Cyprus is not treating members of ethnic and racial minorities well, a US State Department report said, finding people in those groups more likely to suffer abuse and degrading treatment in prison, at the same time the government record in dealing with refugees and migrants had been excoriated by human rights groups.
The 2018 Country Report said that human rights issues in Cyprus included crimes involving violence against members of minority ethnic and national groups, backing up findings by the Council of Europe’s Committee for the Prevention of Torture (CPT) that said police were mistreating detainees and that one woman had been sexually abused.

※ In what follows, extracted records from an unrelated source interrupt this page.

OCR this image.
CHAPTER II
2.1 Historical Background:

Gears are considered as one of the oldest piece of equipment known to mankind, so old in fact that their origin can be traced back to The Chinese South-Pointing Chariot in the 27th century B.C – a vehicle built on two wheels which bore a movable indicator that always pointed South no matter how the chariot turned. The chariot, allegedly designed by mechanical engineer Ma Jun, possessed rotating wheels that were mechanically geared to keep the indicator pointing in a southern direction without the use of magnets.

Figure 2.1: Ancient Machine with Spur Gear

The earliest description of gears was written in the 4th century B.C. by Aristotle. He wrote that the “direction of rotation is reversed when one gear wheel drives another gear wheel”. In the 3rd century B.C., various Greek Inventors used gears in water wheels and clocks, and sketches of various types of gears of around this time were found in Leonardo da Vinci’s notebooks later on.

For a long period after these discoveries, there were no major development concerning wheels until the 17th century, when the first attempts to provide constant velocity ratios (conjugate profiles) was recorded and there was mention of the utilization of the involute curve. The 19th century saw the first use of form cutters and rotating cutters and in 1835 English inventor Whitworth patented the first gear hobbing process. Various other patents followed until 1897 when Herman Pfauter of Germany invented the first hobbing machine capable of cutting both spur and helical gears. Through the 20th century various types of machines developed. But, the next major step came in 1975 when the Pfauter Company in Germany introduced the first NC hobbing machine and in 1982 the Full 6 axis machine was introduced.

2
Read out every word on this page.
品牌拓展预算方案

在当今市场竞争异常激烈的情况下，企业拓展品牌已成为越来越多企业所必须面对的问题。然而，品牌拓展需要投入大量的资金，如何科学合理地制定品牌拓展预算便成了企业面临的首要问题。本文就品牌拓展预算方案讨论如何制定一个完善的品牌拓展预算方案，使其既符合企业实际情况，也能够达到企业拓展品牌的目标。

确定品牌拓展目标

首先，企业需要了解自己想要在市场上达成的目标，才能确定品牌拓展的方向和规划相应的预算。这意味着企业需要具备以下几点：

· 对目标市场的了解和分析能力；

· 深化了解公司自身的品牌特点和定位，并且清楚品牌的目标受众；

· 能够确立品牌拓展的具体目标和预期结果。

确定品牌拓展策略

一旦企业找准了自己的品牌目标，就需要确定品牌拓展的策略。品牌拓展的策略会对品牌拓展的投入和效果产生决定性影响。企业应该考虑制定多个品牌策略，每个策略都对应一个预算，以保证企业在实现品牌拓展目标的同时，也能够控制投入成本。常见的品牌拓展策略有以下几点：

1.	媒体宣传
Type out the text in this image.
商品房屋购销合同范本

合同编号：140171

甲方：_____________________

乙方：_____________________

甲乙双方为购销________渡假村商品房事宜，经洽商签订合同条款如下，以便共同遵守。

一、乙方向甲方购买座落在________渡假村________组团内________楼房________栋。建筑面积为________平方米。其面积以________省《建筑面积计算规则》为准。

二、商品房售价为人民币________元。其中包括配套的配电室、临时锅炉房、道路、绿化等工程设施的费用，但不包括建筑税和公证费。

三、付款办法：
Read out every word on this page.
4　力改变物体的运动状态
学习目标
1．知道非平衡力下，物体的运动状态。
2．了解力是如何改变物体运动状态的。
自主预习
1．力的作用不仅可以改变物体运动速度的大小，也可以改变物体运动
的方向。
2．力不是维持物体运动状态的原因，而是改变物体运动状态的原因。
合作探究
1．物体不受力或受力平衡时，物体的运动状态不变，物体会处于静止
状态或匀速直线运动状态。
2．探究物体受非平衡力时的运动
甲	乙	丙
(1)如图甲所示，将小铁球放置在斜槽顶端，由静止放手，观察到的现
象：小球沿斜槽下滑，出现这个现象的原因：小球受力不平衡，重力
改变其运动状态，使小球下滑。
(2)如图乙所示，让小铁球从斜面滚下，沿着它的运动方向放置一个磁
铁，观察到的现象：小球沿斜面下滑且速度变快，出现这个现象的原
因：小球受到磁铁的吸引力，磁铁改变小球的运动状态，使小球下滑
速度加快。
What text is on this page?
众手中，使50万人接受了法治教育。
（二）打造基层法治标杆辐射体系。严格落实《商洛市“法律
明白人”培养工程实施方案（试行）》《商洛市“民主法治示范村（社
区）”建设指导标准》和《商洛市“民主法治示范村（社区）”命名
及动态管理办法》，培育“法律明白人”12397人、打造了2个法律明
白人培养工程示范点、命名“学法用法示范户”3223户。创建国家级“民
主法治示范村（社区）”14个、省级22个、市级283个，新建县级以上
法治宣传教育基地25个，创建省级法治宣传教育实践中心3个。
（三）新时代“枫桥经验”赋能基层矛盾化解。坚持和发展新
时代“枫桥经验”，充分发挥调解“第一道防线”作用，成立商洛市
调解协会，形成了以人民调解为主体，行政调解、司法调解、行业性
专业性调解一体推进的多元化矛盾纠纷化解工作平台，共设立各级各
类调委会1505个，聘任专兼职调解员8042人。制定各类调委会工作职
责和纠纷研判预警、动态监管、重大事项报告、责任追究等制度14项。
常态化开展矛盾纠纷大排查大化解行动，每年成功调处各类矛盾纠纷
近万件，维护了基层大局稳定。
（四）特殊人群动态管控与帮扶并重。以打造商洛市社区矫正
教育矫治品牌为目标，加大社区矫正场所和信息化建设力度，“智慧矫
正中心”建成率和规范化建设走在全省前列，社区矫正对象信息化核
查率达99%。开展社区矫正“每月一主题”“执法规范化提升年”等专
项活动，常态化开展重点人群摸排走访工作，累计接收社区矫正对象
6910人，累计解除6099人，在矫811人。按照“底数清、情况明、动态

The report also found that people detained by police, particularly foreigners, risked physical or psychological mistreatment when taken into custody, during questioning, and in the process of deportation.
Prison and detention centers were also given poor grades ad failed to meet international standards, the report added, recommending reducing the numbers in prison, where it was also found there weren’t enough toilets.
There were also allegations of abuse of detainees by staff at the Menoyia Detention Centre, and threatening victims with reprisals if they tried to make official complaints, although the migrants rights group KISA said treatment was far better in 2018 than 2017.
Undercutting the reliability of government data, the report said most of the investigators were former police officers with close ties to the force and less likely to make recommendations against former colleagues.
Prison and detention center conditions did not meet international standards in a number of areas, in particular for sanitary conditions, medical care and food. Lack of security cameras allowed police officers and prison guards to abuse detainees with impunity, the newspaper said of the report’s findings for the year.